Antes a los selfies les llamábamos autofotos, simplemente. Si recuerdan, la actual moda de este tipo de fotografía es más patente desde que la gente del papel couché empezó a hacerse fotos en grupo, con uno de ellos como fotógrafo improvisado, incluyéndose él mismo en la propia foto. Una verdadera fiebre narcisista que, reconozcámoslo, nos ha tentado a todos, alguna vez. Hasta aquí, todo normal.

El problema surge cuando una persona descerebrada arriesga su vida (y la de otros) al obsesionarse con querer obtener "la foto del año". Pienso en un caso concreto: la muerte de un hombre intentando hacerse un selfie con una morsa y la del cuidador del zoo, al que pertenecía dicho animal, que intentaba salvarlo.

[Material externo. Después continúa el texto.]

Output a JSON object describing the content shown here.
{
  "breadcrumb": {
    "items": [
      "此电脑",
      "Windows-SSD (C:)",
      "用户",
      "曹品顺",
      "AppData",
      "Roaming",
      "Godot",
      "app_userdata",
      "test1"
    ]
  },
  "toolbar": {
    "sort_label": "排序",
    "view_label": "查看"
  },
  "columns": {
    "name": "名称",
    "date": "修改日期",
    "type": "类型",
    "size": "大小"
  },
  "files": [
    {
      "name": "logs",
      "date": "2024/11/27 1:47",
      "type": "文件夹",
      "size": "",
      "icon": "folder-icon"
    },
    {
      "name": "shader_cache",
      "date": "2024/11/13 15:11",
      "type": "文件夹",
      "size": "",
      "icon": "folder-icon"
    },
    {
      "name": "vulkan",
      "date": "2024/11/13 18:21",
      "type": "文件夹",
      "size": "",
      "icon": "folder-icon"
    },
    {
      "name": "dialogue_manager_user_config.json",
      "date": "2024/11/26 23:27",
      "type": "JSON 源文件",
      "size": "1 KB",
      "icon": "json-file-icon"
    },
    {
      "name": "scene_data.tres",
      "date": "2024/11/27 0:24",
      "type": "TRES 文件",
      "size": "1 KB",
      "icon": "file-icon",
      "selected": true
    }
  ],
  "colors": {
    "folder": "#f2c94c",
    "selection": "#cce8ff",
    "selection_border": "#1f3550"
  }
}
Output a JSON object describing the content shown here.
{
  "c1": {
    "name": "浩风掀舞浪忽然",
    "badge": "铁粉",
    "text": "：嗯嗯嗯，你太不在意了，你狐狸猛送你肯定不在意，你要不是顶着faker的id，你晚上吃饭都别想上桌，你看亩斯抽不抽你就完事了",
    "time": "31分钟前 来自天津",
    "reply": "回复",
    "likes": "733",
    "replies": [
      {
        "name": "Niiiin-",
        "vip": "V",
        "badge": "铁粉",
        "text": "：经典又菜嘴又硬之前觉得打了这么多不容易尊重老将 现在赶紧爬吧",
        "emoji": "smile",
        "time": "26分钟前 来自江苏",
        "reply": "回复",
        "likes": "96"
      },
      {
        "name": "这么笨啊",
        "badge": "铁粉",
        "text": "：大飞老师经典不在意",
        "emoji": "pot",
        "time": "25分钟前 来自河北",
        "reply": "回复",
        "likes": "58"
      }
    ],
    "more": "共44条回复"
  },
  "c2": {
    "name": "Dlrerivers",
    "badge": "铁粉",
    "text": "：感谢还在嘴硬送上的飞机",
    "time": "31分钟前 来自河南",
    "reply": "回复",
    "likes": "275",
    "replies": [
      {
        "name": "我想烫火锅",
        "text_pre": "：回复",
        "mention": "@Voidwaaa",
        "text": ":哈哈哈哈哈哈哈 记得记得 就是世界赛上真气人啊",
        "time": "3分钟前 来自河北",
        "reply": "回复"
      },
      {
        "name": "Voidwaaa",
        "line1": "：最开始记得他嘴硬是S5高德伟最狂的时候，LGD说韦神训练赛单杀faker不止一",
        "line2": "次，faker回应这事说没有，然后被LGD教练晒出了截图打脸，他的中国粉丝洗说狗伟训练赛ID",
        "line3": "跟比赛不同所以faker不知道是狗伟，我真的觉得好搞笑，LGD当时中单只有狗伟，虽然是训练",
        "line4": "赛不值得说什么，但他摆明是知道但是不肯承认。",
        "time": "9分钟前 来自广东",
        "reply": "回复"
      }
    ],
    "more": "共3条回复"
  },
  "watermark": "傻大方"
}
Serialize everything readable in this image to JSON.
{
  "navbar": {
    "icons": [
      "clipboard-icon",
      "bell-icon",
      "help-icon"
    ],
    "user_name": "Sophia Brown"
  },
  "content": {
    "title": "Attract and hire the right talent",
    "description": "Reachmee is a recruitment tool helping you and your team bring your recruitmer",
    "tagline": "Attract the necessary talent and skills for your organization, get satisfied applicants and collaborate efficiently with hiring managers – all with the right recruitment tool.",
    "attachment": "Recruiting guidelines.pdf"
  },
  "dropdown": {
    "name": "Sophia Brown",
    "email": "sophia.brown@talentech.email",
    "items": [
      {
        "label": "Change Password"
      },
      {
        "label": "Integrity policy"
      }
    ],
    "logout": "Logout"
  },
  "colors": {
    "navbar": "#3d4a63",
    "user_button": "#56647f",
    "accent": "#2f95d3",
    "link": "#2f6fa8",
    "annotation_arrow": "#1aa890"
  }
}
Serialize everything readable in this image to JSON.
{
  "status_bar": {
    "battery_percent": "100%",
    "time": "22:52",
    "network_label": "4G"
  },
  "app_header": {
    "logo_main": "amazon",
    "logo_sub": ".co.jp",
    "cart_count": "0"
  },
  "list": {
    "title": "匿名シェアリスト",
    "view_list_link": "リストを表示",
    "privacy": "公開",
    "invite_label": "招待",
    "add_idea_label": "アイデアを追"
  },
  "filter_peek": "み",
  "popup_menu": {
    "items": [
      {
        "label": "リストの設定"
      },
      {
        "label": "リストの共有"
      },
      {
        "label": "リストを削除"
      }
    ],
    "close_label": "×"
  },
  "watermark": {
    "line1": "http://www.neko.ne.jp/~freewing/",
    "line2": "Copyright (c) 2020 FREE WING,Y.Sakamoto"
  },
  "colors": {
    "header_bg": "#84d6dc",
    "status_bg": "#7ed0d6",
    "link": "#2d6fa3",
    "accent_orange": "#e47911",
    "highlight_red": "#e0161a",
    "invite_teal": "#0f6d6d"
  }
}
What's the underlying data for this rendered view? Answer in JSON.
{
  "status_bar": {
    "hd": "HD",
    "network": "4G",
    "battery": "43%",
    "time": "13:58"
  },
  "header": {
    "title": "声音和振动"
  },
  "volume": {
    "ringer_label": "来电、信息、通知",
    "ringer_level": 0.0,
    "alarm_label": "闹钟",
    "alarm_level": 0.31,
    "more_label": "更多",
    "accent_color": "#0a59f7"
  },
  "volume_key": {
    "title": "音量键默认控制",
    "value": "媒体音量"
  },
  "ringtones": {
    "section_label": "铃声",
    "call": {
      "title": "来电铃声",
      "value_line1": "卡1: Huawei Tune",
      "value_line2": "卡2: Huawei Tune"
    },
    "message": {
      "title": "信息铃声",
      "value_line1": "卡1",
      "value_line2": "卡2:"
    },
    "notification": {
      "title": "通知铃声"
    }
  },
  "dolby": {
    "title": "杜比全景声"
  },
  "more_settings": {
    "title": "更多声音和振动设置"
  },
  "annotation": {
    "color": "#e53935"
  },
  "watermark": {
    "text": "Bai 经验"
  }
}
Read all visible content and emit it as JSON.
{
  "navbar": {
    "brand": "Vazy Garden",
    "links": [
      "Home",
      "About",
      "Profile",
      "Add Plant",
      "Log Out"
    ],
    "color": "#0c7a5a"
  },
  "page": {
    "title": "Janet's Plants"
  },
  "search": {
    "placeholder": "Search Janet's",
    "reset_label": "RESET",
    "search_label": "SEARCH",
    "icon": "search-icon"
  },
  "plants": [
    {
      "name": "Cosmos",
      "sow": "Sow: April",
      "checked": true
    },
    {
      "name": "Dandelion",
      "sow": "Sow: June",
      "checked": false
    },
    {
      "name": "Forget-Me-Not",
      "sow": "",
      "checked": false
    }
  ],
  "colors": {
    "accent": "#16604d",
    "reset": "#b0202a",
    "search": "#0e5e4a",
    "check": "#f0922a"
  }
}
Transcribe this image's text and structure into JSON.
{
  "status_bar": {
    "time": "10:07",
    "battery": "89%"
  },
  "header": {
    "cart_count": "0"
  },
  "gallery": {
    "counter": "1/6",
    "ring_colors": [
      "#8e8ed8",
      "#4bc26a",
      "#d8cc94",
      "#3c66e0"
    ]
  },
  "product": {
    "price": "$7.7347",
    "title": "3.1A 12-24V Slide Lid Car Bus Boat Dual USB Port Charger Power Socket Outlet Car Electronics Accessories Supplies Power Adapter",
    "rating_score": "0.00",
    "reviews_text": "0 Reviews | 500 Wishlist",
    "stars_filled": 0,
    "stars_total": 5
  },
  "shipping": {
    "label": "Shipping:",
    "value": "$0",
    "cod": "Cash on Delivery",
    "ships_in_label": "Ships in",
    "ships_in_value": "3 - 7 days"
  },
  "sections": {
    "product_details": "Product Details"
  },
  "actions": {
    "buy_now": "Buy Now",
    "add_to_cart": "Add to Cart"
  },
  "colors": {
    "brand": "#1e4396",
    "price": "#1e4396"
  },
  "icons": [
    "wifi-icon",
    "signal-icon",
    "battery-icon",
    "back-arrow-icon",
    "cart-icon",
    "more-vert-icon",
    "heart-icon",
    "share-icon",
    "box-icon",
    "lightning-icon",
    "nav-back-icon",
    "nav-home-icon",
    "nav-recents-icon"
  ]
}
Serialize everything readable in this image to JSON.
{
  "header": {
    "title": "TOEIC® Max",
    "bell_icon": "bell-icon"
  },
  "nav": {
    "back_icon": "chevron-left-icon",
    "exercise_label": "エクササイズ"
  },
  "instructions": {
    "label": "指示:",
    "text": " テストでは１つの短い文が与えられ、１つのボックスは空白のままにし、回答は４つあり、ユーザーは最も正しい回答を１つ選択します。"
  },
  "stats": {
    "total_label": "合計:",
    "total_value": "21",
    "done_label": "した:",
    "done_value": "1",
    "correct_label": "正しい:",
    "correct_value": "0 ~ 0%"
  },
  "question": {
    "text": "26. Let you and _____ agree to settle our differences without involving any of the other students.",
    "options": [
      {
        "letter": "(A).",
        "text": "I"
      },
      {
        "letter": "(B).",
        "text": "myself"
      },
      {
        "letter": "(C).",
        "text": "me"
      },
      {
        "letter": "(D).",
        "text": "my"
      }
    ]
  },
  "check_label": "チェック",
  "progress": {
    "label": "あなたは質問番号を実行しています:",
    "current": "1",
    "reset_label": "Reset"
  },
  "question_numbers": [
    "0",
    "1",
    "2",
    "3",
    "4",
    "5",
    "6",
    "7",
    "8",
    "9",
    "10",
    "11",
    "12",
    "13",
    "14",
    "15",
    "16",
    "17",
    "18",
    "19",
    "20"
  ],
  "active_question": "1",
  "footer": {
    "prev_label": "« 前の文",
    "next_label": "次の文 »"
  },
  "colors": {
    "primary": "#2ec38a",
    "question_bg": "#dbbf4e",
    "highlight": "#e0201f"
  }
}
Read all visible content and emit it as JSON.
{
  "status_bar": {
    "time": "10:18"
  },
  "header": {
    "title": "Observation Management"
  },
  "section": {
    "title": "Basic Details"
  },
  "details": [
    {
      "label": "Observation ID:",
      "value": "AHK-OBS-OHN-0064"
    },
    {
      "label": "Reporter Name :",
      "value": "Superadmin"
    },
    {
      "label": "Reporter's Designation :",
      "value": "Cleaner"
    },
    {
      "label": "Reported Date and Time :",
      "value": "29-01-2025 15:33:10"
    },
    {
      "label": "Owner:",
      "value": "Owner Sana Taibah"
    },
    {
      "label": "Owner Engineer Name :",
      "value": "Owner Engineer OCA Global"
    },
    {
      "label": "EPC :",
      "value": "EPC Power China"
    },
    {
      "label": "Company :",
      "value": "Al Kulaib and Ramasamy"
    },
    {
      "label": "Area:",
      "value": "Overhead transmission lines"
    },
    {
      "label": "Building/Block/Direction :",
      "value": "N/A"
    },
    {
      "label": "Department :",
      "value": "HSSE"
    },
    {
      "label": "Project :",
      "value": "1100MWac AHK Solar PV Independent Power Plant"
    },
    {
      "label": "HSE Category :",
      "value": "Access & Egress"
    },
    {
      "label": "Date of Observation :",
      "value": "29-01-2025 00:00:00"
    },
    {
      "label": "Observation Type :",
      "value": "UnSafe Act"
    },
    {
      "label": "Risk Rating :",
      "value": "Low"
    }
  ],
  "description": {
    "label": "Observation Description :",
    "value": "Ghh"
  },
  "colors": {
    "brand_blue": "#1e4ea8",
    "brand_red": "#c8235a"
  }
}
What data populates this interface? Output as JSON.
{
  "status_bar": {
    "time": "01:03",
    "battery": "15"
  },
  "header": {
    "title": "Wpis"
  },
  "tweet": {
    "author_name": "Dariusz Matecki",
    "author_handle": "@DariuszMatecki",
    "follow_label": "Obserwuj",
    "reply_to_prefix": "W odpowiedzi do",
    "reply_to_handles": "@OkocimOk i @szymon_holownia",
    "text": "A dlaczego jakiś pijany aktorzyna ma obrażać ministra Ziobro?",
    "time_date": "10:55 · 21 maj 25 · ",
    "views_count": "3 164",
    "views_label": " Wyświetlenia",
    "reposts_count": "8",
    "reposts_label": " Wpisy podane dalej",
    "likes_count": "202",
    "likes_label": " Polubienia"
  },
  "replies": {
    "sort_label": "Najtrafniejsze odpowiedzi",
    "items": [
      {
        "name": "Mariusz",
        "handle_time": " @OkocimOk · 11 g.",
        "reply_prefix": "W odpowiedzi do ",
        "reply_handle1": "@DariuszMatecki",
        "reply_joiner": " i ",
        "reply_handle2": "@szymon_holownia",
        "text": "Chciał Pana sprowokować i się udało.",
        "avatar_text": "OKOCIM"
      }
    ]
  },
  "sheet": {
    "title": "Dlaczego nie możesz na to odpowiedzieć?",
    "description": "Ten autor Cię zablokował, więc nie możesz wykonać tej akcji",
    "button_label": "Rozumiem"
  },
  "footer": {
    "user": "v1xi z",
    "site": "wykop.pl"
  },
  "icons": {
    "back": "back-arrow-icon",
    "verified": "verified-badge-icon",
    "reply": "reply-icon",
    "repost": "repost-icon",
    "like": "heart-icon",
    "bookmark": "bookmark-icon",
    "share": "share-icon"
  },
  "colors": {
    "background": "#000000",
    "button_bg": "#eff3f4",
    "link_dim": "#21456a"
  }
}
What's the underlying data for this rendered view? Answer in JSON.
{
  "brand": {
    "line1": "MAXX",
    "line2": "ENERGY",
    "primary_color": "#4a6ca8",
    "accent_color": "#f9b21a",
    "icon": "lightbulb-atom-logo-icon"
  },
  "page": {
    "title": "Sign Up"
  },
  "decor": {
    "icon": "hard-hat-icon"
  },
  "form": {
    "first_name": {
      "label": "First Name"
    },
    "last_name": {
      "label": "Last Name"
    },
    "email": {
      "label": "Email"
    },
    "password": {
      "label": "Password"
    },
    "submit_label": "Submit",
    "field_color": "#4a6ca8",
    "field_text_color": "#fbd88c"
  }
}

No es este el único caso, por desgracia hay muchos más. Muy conocidos son los que cuelgan en internet sus selfies mortales -así los llaman- subiendo a lo más alto de un rascacielos o de un puente famoso, carentes de la sensación de vértigo y de forma totalmente temeraria, con el único interés de hacer una proeza.

Yo propongo una solución menos peligrosa: usar el truco fotográfico de la película Amélie, que consistía en colocar a un enano de jardín con fondo de distintas imágenes de lugares del mundo para simular que la figurita de piedra había viajado mucho. Estarán de acuerdo conmigo en que esa práctica no conlleva riesgo alguno, salvo el de poder ser considerado un fraude, claro está.